Hoje, sem regras, vivemos o pior dos mundos. Não existe segurança
jurídica para os empreendedores na internet. Isso só favorece os grandes
sites internacionais, que têm departamentos jurídicos bem
estabelecidos. Mas o pequeno empresário brasileiro não tem esses mesmos
recursos para lidar com tanta incerteza na rede. Por isso é importante
que uma lei como o Marco Civil defina as principais questões.
Recentemente, o Congresso aprovou as chamadas Lei Carolina
Dieckmann e Lei Azeredo, sobre crimes digitais. Qual sua avaliação sobre
ambas?
A Lei Azeredo foi objeto de um grande debate público, que
aperfeiçoou seu texto, excluindo as redações problemáticas. No fim, a
lei foi aprovada contendo apenas cinco artigos, e não os 22 previstos
originalmente. Isso é positivo. Com relação à Lei Carolina Dieckmann, é
similar. Trata-se de lei que foi construída em amplo processo de
consulta técnica, do qual participei. O resultado é uma lei pontual, que
também evita os efeitos colaterais que poderiam surgir no tratamento
dos cibercrimes.
Essas duas leis se interpõem ao Marco Civil?
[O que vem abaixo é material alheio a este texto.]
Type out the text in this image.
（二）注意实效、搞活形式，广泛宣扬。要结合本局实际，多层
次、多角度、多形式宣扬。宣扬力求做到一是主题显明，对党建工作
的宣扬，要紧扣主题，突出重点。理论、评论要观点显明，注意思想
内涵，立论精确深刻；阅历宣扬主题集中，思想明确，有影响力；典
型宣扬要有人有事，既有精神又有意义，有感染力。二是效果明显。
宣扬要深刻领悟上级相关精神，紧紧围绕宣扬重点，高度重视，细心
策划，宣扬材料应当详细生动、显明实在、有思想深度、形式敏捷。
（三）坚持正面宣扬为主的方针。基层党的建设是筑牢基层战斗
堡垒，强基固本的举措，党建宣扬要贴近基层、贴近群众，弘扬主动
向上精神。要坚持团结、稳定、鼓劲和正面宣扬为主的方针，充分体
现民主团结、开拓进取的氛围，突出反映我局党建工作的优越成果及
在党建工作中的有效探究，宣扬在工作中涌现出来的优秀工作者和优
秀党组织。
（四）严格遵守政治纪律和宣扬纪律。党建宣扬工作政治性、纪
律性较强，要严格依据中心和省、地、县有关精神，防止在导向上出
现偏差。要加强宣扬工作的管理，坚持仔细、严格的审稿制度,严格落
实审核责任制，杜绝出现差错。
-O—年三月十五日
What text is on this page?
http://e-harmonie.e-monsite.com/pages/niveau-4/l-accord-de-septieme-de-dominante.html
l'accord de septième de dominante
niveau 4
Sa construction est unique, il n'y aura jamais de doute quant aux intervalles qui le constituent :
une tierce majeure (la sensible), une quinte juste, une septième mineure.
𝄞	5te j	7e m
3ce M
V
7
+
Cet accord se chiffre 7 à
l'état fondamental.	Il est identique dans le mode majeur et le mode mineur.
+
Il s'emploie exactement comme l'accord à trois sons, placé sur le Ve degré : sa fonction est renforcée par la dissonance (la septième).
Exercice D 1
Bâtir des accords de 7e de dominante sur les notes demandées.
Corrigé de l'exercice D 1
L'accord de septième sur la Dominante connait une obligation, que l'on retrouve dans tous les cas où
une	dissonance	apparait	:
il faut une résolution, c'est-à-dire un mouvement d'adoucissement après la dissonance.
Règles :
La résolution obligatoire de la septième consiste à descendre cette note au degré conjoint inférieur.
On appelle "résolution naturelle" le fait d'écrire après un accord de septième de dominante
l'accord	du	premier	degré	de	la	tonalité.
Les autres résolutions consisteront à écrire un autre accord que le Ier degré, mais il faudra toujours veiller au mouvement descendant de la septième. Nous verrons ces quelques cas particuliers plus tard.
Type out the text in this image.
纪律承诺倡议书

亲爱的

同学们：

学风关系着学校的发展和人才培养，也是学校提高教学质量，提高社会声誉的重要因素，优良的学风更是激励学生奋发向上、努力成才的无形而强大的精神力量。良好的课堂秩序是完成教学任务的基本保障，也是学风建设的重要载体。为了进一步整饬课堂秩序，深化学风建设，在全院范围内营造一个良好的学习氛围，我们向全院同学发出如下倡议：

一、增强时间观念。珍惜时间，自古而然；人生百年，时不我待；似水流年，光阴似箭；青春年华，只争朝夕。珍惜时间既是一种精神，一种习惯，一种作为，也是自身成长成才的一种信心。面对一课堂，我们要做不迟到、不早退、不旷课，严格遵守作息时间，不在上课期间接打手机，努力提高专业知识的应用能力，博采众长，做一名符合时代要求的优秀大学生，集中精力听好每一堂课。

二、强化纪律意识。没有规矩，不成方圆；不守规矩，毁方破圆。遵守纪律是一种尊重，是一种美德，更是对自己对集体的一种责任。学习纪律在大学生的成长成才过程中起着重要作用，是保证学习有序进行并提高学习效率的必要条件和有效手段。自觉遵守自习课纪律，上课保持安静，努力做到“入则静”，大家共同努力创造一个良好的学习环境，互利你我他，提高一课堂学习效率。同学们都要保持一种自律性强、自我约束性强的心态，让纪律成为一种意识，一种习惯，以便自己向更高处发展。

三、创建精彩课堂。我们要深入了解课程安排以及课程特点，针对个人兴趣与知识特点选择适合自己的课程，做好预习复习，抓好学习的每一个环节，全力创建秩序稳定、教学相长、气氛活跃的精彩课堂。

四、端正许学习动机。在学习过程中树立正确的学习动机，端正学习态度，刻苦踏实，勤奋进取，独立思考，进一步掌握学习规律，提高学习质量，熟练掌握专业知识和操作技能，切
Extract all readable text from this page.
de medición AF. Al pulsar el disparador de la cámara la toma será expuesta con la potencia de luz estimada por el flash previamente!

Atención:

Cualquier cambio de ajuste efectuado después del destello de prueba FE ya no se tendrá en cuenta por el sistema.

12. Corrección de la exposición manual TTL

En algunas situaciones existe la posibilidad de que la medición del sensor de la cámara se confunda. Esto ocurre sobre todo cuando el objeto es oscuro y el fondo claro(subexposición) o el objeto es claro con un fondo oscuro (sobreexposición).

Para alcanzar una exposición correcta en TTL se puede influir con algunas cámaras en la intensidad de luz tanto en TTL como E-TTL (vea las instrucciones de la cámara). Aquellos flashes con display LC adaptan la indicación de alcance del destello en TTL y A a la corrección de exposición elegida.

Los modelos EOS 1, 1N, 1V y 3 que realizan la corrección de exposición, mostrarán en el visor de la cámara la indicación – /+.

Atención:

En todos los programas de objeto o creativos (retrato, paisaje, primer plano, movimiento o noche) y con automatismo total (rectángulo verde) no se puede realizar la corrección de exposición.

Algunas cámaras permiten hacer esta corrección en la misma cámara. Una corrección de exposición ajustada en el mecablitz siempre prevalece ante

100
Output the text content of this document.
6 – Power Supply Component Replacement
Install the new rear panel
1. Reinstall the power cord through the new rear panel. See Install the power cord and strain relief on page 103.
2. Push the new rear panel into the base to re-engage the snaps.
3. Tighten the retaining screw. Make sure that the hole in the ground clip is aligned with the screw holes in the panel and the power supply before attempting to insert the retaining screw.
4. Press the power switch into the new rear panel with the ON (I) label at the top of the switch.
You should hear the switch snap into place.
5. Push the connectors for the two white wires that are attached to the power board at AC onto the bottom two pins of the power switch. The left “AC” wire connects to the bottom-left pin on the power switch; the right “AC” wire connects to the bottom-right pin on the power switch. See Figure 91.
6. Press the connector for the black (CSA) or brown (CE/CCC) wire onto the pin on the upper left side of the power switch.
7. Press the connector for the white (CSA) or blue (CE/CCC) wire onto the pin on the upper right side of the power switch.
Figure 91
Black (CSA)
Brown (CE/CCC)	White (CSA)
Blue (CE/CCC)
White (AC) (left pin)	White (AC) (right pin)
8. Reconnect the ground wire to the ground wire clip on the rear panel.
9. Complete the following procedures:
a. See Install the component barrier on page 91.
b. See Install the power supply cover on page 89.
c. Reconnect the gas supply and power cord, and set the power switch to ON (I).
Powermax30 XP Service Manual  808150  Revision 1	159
Havia um acordo político para que elas fossem aprovadas junto com o
Marco Civil. Isso não aconteceu. A aprovação das leis criminais antes
do Marco Civil passa a impressão de que os problemas “de polícia” têm
precedência sobre todos os outros. Mas ao menos os textos dessas leis
foram harmonizados com os princípios do Marco Civil.
A discussão sobre a privacidade na internet ganha força. Quais os aspectos que devem ser analisados nessa questão?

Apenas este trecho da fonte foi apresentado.